Unfortunately, everything is buried in private members and the size of the closure value is not stored. (It does not need to, because the lambda function knows its size.)
So std::function does not lend itself to serialization, but works well as a blueprint. I followed what it does, simplified it a lot (I only wanted to serialize lambdas, not the myriad other callable things), saved the size of the closure value in a size_t, and added methods for (de)serialization. It works!
No.
C++ has no built-in support for serialization and was never conceived with the idea of transmitting code from one process to another, lest one machine to another. Languages that may do so generally feature both an IR (intermediate representation of the code that is machine independent) and reflection.
So you are left with writing yourself a protocol for transmitting the actions you want, and the DSL approach is certainly workable... depending on the variety of tasks you wish to perform and the need for performance.
Another solution would be to go with an existing language. For example the Redis NoSQL database embeds a LUA engine and may execute LUA scripts, you could do the same and transmit LUA scripts on the network.
No, but there are some restricted solutions.

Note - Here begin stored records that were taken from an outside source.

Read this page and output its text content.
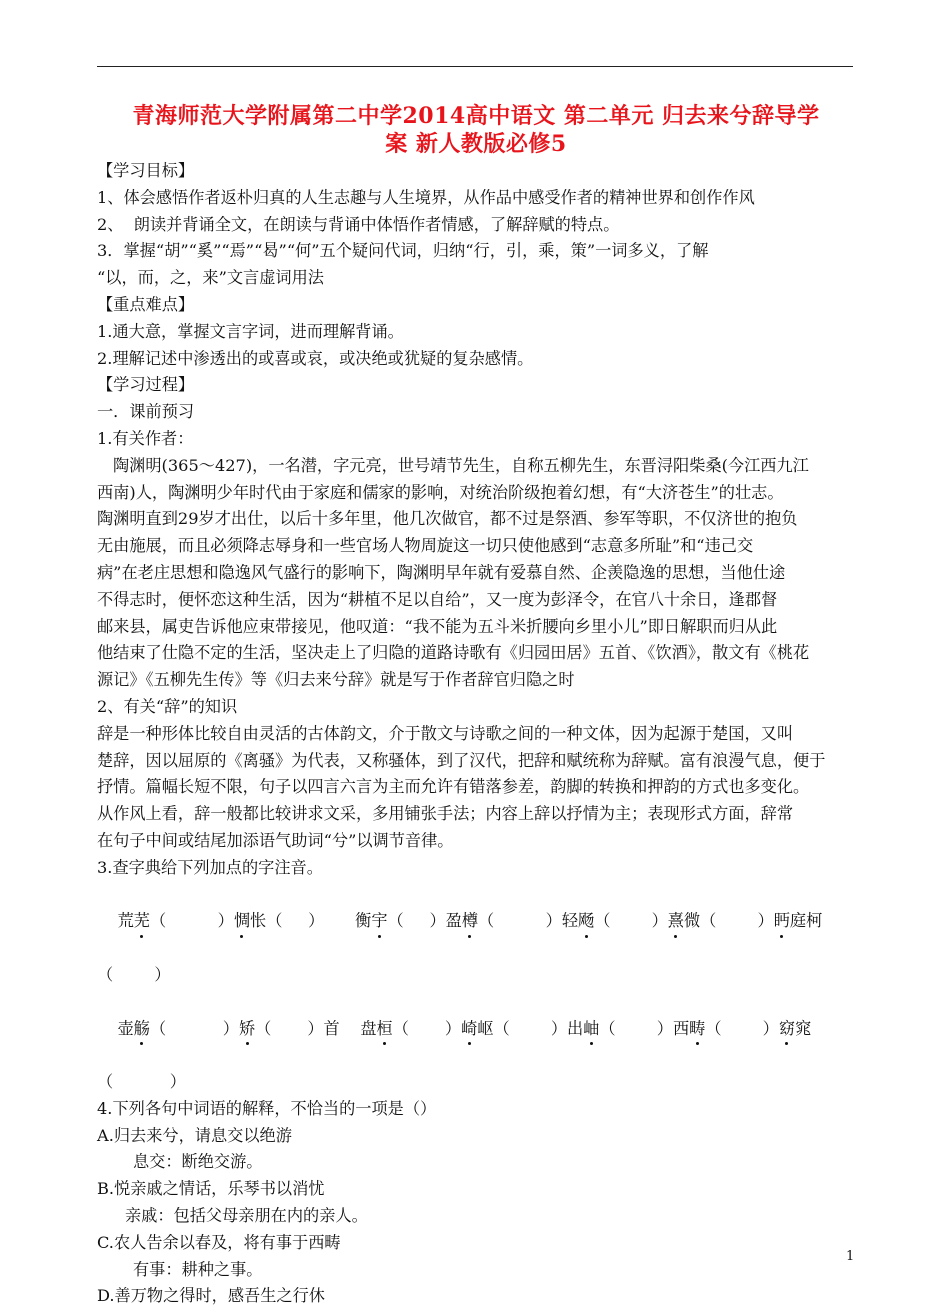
青海师范大学附属第二中学2014高中语文 第二单元 归去来兮辞导学

案 新人教版必修5

【学习目标】

1、体会感悟作者返朴归真的人生志趣与人生境界，从作品中感受作者的精神世界和创作作风

2、  朗读并背诵全文，在朗读与背诵中体悟作者情感，了解辞赋的特点。

3．掌握“胡”“奚”“焉”“曷”“何”五个疑问代词，归纳“行，引，乘，策”一词多义，了解

“以，而，之，来”文言虚词用法

【重点难点】

1.通大意，掌握文言字词，进而理解背诵。

2.理解记述中渗透出的或喜或哀，或决绝或犹疑的复杂感情。

【学习过程】

一．课前预习

1.有关作者：

陶渊明(365～427)，一名潜，字元亮，世号靖节先生，自称五柳先生，东晋浔阳柴桑(今江西九江

西南)人，陶渊明少年时代由于家庭和儒家的影响，对统治阶级抱着幻想，有“大济苍生”的壮志。

陶渊明直到29岁才出仕，以后十多年里，他几次做官，都不过是祭酒、参军等职，不仅济世的抱负

无由施展，而且必须降志辱身和一些官场人物周旋这一切只使他感到“志意多所耻”和“违己交

病”在老庄思想和隐逸风气盛行的影响下，陶渊明早年就有爱慕自然、企羡隐逸的思想，当他仕途

不得志时，便怀恋这种生活，因为“耕植不足以自给”，又一度为彭泽令，在官八十余日，逢郡督

邮来县，属吏告诉他应束带接见，他叹道：“我不能为五斗米折腰向乡里小儿”即日解职而归从此

他结束了仕隐不定的生活，坚决走上了归隐的道路诗歌有《归园田居》五首、《饮酒》，散文有《桃花

源记》《五柳先生传》等《归去来兮辞》就是写于作者辞官归隐之时

2、有关“辞”的知识

辞是一种形体比较自由灵活的古体韵文，介于散文与诗歌之间的一种文体，因为起源于楚国，又叫

楚辞，因以屈原的《离骚》为代表，又称骚体，到了汉代，把辞和赋统称为辞赋。富有浪漫气息，便于

抒情。篇幅长短不限，句子以四言六言为主而允许有错落参差，韵脚的转换和押韵的方式也多变化。

从作风上看，辞一般都比较讲求文采，多用铺张手法；内容上辞以抒情为主；表现形式方面，辞常

在句子中间或结尾加添语气助词“兮”以调节音律。

3.查字典给下列加点的字注音。

荒芜（          ）惆怅（     ） 衡宇（     ）盈樽（          ）轻飏（        ）熹微（        ）眄庭柯

（        ）

壶觞（           ）矫（       ）首 盘桓（       ）崎岖（        ）出岫（        ）西畴（        ）窈窕

（           ）

4.下列各句中词语的解释，不恰当的一项是（）

A.归去来兮，请息交以绝游

息交：断绝交游。

B.悦亲戚之情话，乐琴书以消忧

亲戚：包括父母亲朋在内的亲人。

C.农人告余以春及，将有事于西畴

有事：耕种之事。

D.善万物之得时，感吾生之行休

1
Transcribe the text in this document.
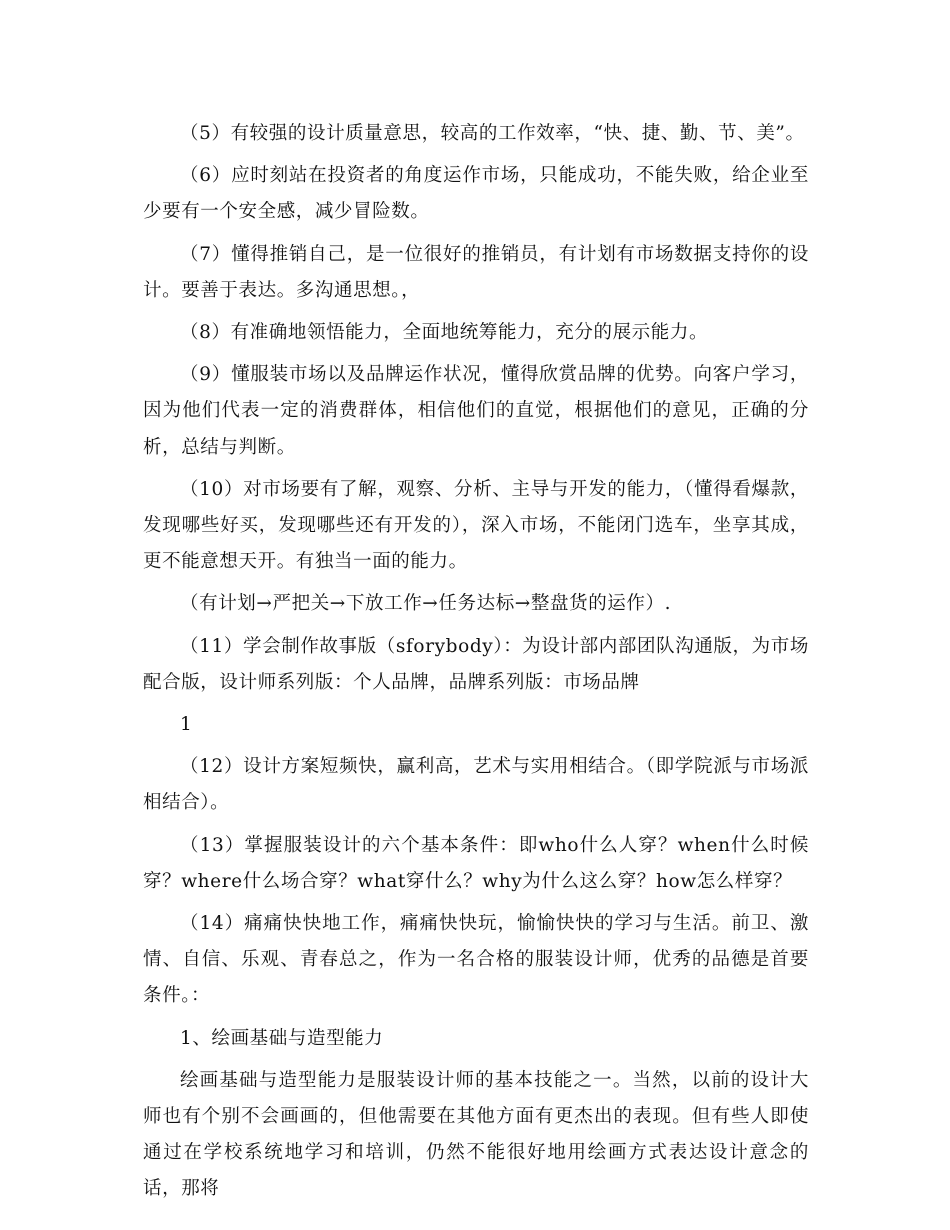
（5）有较强的设计质量意思，较高的工作效率，“快、捷、勤、节、美”。

（6）应时刻站在投资者的角度运作市场，只能成功，不能失败，给企业至少要有一个安全感，减少冒险数。

（7）懂得推销自己，是一位很好的推销员，有计划有市场数据支持你的设计。要善于表达。多沟通思想。，

（8）有准确地领悟能力，全面地统筹能力，充分的展示能力。

（9）懂服装市场以及品牌运作状况，懂得欣赏品牌的优势。向客户学习，因为他们代表一定的消费群体，相信他们的直觉，根据他们的意见，正确的分析，总结与判断。

（10）对市场要有了解，观察、分析、主导与开发的能力，（懂得看爆款，发现哪些好买，发现哪些还有开发的），深入市场，不能闭门选车，坐享其成，更不能意想天开。有独当一面的能力。

（有计划→严把关→下放工作→任务达标→整盘货的运作）.

（11）学会制作故事版（sforybody）：为设计部内部团队沟通版，为市场配合版，设计师系列版：个人品牌，品牌系列版：市场品牌

1

（12）设计方案短频快，赢利高，艺术与实用相结合。（即学院派与市场派相结合）。

（13）掌握服装设计的六个基本条件：即who什么人穿？when什么时候穿？where什么场合穿？what穿什么？why为什么这么穿？how怎么样穿？

（14）痛痛快快地工作，痛痛快快玩，愉愉快快的学习与生活。前卫、激情、自信、乐观、青春总之，作为一名合格的服装设计师，优秀的品德是首要条件。：

1、绘画基础与造型能力

绘画基础与造型能力是服装设计师的基本技能之一。当然，以前的设计大师也有个别不会画画的，但他需要在其他方面有更杰出的表现。但有些人即使通过在学校系统地学习和培训，仍然不能很好地用绘画方式表达设计意念的话，那将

The most you can hope for is to register functions in some sort of global map (e.g. with key strings) that is common to the sending code and the receiving code (either in different computers or before and after serialization).
You can then serialize the string associated with the function and get it on the other side.
As a concrete example the library HPX implements something like this, in something called HPX_ACTION.
This requires a lot of protocol and it is fragile with respect to changes in code.
But after all this is no different from something that tries to serialize a class with private data. In some sense the code of the function is its private part (the arguments and return interface is the public part).
What leaves you a slip of hope is that depending on how you organize the code these "objects" can be global or common and if all goes right they are available during serialization and deserialization through some kind predefined runtime indirection.
This is a crude example:
serializer code:
// common:
class C{
double d;
public:
C(double d) : d(d){}
operator(double x) const{return d*x;}
};
C c1{1.};
C c2{2.};
std::map<std::string, C*> const m{{"c1", &c1}, {"c2", &c2}};
// :common
main(int argc, char** argv){
C* f = (argc == 2)?&c1:&c2;
(*f)(5.); // print 5 or 10 depending on the runtime args
serialize(f); // somehow write "c1" or "c2" to a file
}
deserializer code:
// common:
class C{
double d;
public:
operator(double x){return d*x;}
};
C c1;
C c2;
std::map<std::string, C*> const m{{"c1", &c1}, {"c2", &c2}};
// :common
main(){
C* f;
deserialize(f); // somehow read "c1" or "c2" and assign the pointer from the translation "map"
(*f)(3.); // print 3 or 6 depending on the code of the **other** run
}
(code not tested).
Note that this forces a lot of common and consistent code, but depending on the environment you might be able to guarantee this.
The slightest change in the code can produce a hard to detect logical bug.
Also, I played here with global objects (which can be used on free functions) but the same can be done with scoped objects, what becomes trickier is how to establish the map locally (#include common code inside a local scope?)